TOHOシネマズ、映画配給会社への圧力疑いで公取委に確約計画提出
2023/10/02   コンプライアンス, 独禁法対応, 独占禁止法, エンターテイメント

はじめに


全国で映画館を展開する「TOHOシネマズ」。公正取引委員会からの調査を受けて、再発防止策を含む自主的な改善計画を公取委に提出したことが報道されました。

 

作品を配給しないよう要求か


公正取引委員会から独禁法違反疑いで調査を受けたとされているのは、TOHOシネマズ株式会社です。全国で70以上の映画館を運営し、観客の来場者数は日本トップシェアであるほか、映画関連商品や軽飲食物の販売などの事業を展開しています。

報道などによりますと、TOHOシネマズは映画配給会社に対して、

・他の映画館運営会社よりも優先的に作品を配給すること
・他社の映画館に配給しないこと

などを求めたとされており、その際、これらの求めに応じなければ今後取引をしない可能性を示唆したとされています。こうした行為により配給元の事業を不当に拘束した疑いがもたれるとして、公正取引委員会は独占禁止法違反の疑いでTOHOシネマズの調査を進めていました。
それを受けて、TOHOシネマズは、こうした要請を今後は行わないこと、再発防止策などを自主的に確約する計画を提出したということです。

一部報道について(TOHOシネマズ)

TOHOシネマズによる配給元への圧力疑惑をめぐっては、2022年にも、TOHOシネマズ株式会社の親会社である東宝株式会社が、公正取引委員会からの調査協力要請を受けたとの報道がされていました。

 

確約手続とは


今回、TOHOシネマズ側が提出した確約手続とはどのような手続きでしょうか。これは、平成30年12月30日に施行された制度で、TPP協定及びTPP11協定の締結に伴い導入されたものです。

排除措置命令や課徴金納付命令といった従来から活用されていた法的措置と比べて、早期是正が図れること、公正取引委員会と事業者との合意に基づいて協調的かつ効率的に問題解決を図れることなどが特徴です。

確約手続は、公正取引委員会が行った調査の結果、独占禁止法違反疑いがあり、確約手続に付すことが適当だと判断した事業者に対し、違反被疑行為の概要や法令の条項などが記載された通知を行うことで開始されます。

確約手続に関する対応方針(公正取引委員会)

通知を受けた事業者は、確約手続を行う場合には、通知を受けた日から60日以内に、違反被疑行為の排除のために実施しようとする措置が記載された“確約計画”を作成した上で“確約認定申請”を行わなければなりません。
(事業者が期間中に申請を行わなければ、通常手続に戻り、公正取引委員会による調査が再開されます。
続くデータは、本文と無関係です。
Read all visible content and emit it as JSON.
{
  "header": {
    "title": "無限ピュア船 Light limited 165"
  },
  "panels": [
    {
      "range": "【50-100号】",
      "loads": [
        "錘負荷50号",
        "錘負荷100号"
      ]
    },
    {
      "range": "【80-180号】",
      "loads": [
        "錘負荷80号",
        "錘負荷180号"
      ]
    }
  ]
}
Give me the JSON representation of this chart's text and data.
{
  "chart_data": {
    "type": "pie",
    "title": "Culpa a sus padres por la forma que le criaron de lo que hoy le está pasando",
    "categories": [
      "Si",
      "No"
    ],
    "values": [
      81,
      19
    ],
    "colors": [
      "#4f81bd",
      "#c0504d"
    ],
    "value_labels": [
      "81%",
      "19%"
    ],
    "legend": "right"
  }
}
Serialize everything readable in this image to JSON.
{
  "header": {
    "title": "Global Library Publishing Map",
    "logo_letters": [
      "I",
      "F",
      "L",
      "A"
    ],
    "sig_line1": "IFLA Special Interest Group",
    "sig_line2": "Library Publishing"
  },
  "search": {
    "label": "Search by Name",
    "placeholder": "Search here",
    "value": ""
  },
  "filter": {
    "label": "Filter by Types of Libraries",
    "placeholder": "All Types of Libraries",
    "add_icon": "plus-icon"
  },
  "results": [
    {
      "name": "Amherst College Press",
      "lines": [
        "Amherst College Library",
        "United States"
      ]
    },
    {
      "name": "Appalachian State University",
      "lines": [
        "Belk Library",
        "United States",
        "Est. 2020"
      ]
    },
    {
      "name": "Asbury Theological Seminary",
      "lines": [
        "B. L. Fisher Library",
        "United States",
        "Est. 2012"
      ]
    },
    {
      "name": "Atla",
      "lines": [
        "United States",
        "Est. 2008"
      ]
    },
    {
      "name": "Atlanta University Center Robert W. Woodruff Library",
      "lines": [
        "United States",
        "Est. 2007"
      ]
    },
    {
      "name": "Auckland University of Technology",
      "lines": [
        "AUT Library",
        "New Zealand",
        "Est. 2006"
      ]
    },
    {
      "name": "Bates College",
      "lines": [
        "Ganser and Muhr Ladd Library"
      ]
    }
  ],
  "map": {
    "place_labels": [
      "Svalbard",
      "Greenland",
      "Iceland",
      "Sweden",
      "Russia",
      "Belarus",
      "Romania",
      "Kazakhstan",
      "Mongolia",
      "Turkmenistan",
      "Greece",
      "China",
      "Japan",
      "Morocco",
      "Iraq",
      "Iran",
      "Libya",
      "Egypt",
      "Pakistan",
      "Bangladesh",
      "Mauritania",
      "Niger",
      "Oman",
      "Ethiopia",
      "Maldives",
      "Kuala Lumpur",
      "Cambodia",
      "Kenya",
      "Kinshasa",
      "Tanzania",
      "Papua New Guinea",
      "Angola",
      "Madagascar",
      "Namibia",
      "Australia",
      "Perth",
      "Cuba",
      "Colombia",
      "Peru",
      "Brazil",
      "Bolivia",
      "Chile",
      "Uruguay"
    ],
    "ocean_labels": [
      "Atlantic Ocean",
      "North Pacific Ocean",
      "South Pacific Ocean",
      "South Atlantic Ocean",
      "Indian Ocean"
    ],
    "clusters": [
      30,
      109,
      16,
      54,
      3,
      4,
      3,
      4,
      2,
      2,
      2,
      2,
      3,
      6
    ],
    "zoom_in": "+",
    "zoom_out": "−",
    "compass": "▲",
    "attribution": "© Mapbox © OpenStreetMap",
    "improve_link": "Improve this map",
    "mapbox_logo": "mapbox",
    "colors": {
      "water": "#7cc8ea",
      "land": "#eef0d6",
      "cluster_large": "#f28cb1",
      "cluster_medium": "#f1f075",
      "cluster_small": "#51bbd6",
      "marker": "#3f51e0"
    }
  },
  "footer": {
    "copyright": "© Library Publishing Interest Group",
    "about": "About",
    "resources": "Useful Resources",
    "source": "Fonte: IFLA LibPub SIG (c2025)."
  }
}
)

確約認定申請を受けた公正取引委員会は、提出された確約計画が、

(1)違反被疑行為を排除するために十分なものであること
(2)確約計画が確実に実施されると見込まれるものであること

という認定要件に適合するか否かのチェックを行い、要件に適合すれば確約計画が認定されます。
認定された場合、排除措置命令や課徴金納付命令は行われません。

逆に、例えば確約措置の内容が違反被疑行為の一部にしか対応していないといったケースでは、認定要件に適合しないと判断され却下されることがあります。却下された場合、やはり、通常手続きに戻り、公正取引委員会による調査が再開されることになります。



確約手続の概要(公正取引委員会)より画像引用

 

コメント


確約手続をめぐっては、今年の4月にも、大手ドラックストアを運営する株式会社ダイコクが納入業者に対し行っていた優越的地位の濫用疑いの行為に関し、確約計画の認定が発表されています。

(令和5年4月6日)株式会社ダイコクから申請があった確約計画の認定について

従来手続きよりも負担が少なく前向きに問題解決に向かえる制度として、今後も積極的な活用が予想される確約手続。その一方で、確約手続通知を受け取ってから60日以内(期間の伸長は不可)の対応が必要となることから、法務をはじめとした対応部署には、かなりのスピード感が求められます。

平時から制度理解に努めると共に、公正取引委員会の調査を受けた段階から、確約手続の準備を始めることが重要になります。